VLOG(gc) << "Forcing collection of SoftReferences for " << PrettySize(alloc_size)
<< " allocation";
// TODO: Run finalization, but this may cause more allocations to occur.
// We don't need a WaitForGcToComplete here either.
// TODO: Should check whether another thread already just ran a GC with soft
// references.
DCHECK(!gc_plan_.empty());
pre_oome_gc_count_.fetch_add(1, std::memory_order_relaxed);
PERFORM_SUSPENDING_OPERATION(
CollectGarbageInternal(gc_plan_.back(), kGcCauseForAlloc, true, GC_NUM_ANY));
if ((was_default_allocator && allocator != GetCurrentAllocator()) ||
(!instrumented && EntrypointsInstrumented())) {
return nullptr;
}
mirror::Object* ptr = nullptr;
// 这儿肯定扩容了,毕竟我们OOM时还剩下好几百M空间,可以判断出来是这儿返回的ptr一定是null,这样才会走到后面的ThrowOutOfMemoryError。
if (have_reclaimed_enough()) {
ptr = TryToAllocate<true, true>(self, allocator, alloc_size, bytes_allocated,
usable_size, bytes_tl_bulk_allocated);
}
if (ptr == nullptr) {
const uint64_t current_time = NanoTime();
switch (allocator) {
case kAllocatorTypeRosAlloc:
// Fall-through.
case kAllocatorTypeDlMalloc: {
if (use_homogeneous_space_compaction_for_oom_ &&
current_time - last_time_homogeneous_space_compaction_by_oom_ >
min_interval_homogeneous_space_compaction_by_oom_) {
last_time_homogeneous_space_compaction_by_oom_ = current_time;
HomogeneousSpaceCompactResult result =
PERFORM_SUSPENDING_OPERATION(PerformHomogeneousSpaceCompact());
// Thread suspension could have occurred.
if ((was_default_allocator && allocator != GetCurrentAllocator()) ||
(!instrumented && EntrypointsInstrumented())) {
return nullptr;
}
switch (result) {
case HomogeneousSpaceCompactResult::kSuccess:
// If the allocation succeeded, we delayed an oom.
ptr = TryToAllocate<true, true>(self, allocator, alloc_size, bytes_allocated,
usable_size, bytes_tl_bulk_allocated);
if (ptr != nullptr) {
count_delayed_oom_++;
}
break;
case HomogeneousSpaceCompactResult::kErrorReject:
// Reject due to disabled moving GC.
break;
case HomogeneousSpaceCompactResult::kErrorVMShuttingDown:
// Throw OOM by default.
break;
default: {
UNIMPLEMENTED(FATAL) << "homogeneous space compaction result: "

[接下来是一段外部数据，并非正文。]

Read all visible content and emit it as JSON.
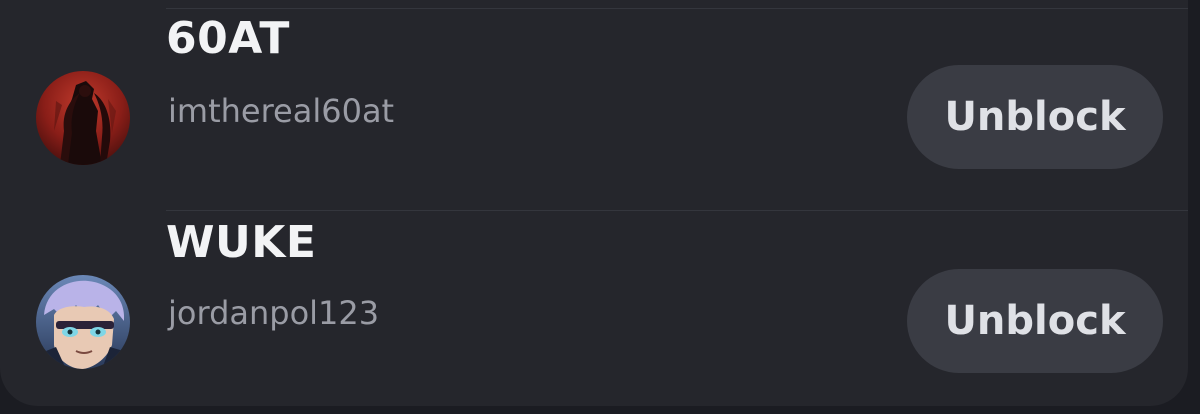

<< static_cast<size_t>(result);
UNREACHABLE();
}
}
// Always print that we ran homogeneous space compation since this can cause jank.

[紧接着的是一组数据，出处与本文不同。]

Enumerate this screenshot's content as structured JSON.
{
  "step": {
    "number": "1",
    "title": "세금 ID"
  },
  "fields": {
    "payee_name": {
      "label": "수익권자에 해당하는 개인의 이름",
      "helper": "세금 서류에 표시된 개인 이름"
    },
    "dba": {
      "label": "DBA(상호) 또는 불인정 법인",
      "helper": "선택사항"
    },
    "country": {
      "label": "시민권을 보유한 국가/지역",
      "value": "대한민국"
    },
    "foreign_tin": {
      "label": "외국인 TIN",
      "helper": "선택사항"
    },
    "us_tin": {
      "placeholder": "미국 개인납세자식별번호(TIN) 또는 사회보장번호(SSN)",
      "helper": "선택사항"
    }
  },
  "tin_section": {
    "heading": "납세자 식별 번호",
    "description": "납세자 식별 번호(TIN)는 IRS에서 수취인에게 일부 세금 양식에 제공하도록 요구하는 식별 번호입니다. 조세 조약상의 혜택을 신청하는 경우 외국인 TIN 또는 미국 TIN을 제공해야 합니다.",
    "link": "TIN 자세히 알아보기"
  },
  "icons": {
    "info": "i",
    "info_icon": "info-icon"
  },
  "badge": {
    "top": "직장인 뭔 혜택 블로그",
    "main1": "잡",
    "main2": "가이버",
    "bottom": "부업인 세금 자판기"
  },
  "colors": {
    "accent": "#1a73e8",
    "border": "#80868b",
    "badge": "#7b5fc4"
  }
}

VLOG(heap) << "Ran heap homogeneous space compaction, "
<< " requested defragmentation "
<< count_requested_homogeneous_space_compaction_.load()
<< " performed defragmentation "
<< count_performed_homogeneous_space_compaction_.load()
<< " ignored homogeneous space compaction "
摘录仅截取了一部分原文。